In 1968, Johnson abdicated the presidency, a de facto resignation, in the face of rage over his war. Richard Nixon ran on the premise and the promise that he had a "secret plan" to end the war. He was elected to end the war.

Instead, he invaded Cambodia, carried out the heaviest bombing raids in human history on North Vietnam over Christmas, and presided over more than half of the American and Vietnamese deaths in the war before he resigned.

In 2008, Barack Obama ran on the premise and the promise that our response to 9/11 was catastrophically conceived and executed.

He categorically rejected the invasion and occupation of Iraq and vowed to end it.

He categorically rejected the concept and reality of Guantanamo, and all the sordid acts that fall under that now nearly pornographic word.

He acknowledged the logic of action in Afghanistan, and vowed to rehaul the effort.

But now, he deigns to nearly double our presence there, which will double our casualties, which will make it doubly hard to withdraw.

The only president who has done the right thing in similar circumstances was Ike. 25% of our presidents until JFK were Generals.
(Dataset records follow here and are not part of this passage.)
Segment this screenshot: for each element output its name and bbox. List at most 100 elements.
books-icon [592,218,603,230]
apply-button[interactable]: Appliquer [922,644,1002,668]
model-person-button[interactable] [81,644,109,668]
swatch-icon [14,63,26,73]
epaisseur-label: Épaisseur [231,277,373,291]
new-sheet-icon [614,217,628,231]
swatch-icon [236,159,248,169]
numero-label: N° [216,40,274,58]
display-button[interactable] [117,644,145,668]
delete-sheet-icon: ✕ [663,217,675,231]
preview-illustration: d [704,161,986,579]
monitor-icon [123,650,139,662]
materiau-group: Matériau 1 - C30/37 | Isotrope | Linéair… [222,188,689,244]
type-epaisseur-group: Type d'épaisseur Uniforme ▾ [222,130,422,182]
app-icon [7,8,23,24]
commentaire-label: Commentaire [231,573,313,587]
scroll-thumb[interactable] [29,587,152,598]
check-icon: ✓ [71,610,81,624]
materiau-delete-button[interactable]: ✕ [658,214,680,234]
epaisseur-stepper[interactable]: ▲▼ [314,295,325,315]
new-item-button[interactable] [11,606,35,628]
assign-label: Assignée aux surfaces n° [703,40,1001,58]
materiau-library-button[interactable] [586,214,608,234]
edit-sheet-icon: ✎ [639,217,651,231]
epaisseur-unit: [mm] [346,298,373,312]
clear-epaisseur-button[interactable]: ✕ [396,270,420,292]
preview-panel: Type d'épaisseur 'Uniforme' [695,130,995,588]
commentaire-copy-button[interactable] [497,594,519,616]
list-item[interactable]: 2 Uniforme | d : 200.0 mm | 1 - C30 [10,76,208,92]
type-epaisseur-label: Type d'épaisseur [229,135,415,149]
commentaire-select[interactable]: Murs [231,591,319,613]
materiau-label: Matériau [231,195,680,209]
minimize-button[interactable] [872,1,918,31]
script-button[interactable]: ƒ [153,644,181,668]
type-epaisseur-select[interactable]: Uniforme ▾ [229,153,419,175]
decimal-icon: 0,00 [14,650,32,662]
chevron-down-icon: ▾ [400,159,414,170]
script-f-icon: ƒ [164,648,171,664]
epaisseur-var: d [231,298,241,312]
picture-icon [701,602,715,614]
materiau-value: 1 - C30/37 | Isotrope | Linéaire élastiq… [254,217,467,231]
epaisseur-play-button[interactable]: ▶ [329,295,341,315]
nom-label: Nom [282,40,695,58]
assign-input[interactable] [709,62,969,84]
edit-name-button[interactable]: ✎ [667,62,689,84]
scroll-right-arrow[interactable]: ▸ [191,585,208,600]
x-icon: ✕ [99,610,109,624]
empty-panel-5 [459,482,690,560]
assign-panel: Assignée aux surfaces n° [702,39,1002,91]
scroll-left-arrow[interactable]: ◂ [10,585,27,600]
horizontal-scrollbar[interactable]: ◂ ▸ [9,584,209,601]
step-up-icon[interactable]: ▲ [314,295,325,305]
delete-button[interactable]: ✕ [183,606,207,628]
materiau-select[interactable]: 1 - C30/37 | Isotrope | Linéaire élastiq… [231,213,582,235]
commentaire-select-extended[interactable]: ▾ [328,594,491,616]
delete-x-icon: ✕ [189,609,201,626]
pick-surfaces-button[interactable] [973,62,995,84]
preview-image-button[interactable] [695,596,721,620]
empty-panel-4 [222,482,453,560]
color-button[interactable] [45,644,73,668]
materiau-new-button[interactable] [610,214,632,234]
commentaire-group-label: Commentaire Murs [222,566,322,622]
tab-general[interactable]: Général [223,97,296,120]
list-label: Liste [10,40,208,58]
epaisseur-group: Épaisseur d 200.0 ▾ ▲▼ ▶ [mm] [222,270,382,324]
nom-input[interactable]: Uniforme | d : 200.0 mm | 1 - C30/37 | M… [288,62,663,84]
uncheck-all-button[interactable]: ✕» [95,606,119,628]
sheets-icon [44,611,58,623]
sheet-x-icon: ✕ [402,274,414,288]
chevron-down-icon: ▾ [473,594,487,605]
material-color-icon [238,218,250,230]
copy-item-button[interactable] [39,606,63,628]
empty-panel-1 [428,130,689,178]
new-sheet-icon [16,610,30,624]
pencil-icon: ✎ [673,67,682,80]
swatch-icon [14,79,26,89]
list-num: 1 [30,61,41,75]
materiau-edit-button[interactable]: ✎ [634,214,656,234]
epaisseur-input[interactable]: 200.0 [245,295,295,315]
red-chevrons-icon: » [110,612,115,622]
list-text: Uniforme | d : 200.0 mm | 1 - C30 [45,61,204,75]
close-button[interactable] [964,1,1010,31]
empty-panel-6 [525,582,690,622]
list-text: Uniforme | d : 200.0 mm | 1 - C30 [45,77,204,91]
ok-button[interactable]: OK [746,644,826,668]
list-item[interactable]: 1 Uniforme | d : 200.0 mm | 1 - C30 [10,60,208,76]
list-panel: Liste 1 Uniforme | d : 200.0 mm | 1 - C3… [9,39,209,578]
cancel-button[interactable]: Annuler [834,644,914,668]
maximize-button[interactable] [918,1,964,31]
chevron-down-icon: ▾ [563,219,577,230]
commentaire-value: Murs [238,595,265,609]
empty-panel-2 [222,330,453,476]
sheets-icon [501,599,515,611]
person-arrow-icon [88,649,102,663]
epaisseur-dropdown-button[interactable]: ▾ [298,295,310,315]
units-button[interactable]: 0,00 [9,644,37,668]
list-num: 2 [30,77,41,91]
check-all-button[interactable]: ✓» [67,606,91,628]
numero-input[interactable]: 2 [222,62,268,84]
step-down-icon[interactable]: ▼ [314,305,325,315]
Ike was the last.

When Eisenhower ran in '52, his only promise and premise was the maddeningly innocuous "I shall go to Korea". But that was enough to win. And after he won, Ike went to Korea and ended the war. We didn't "win", but we stopped dying, killing, and spending on a wormhole of an endeavor.

When Ike came in, he stopped a pointless war, without worrying that nobody would trust us anymore, that nobody would think we loved freedom anymore, that nobody would think we had a small collective penis. Ike didn't need to act tough. Because he knew what tough was.

As Ike left office, he delivered one of the masterpieces of American oratory.

"We face a hostile ideology, global in scope, atheistic in character, ruthless in purpose, and insidious in method. Unhappily the danger it poses promises to be of indefinite duration.

To meet it successfully, there is called for, not so much emotional and transitory sacrifices of crisis, but rather those which enable us to carry forward steadily, surely, and without complaint the burdens of a prolonged and complex struggle--with liberty at stake. Only thus shall we remain, despite every provocation, on our charted course toward permanent peace and human betterment."

"Crises there will continue to be. In meeting them, whether foreign or domestic, great or small, there is a recurring temptation to feel that some spectacular and costly action could become the miraculous solution to all current difficulties."

"Another factor in maintaining balance involves the element of time. As we peer into society's future, we must avoid the impulse to live only for today, plundering for our own ease and convenience the precious resources of tomorrow. We cannot mortgage the material assets of our grandchildren without asking the loss also of their political and spiritual heritage."

Sounds like Barack. But it was Ike. And I never thought I'd say this, but I wish Barack had a little more Ike in him.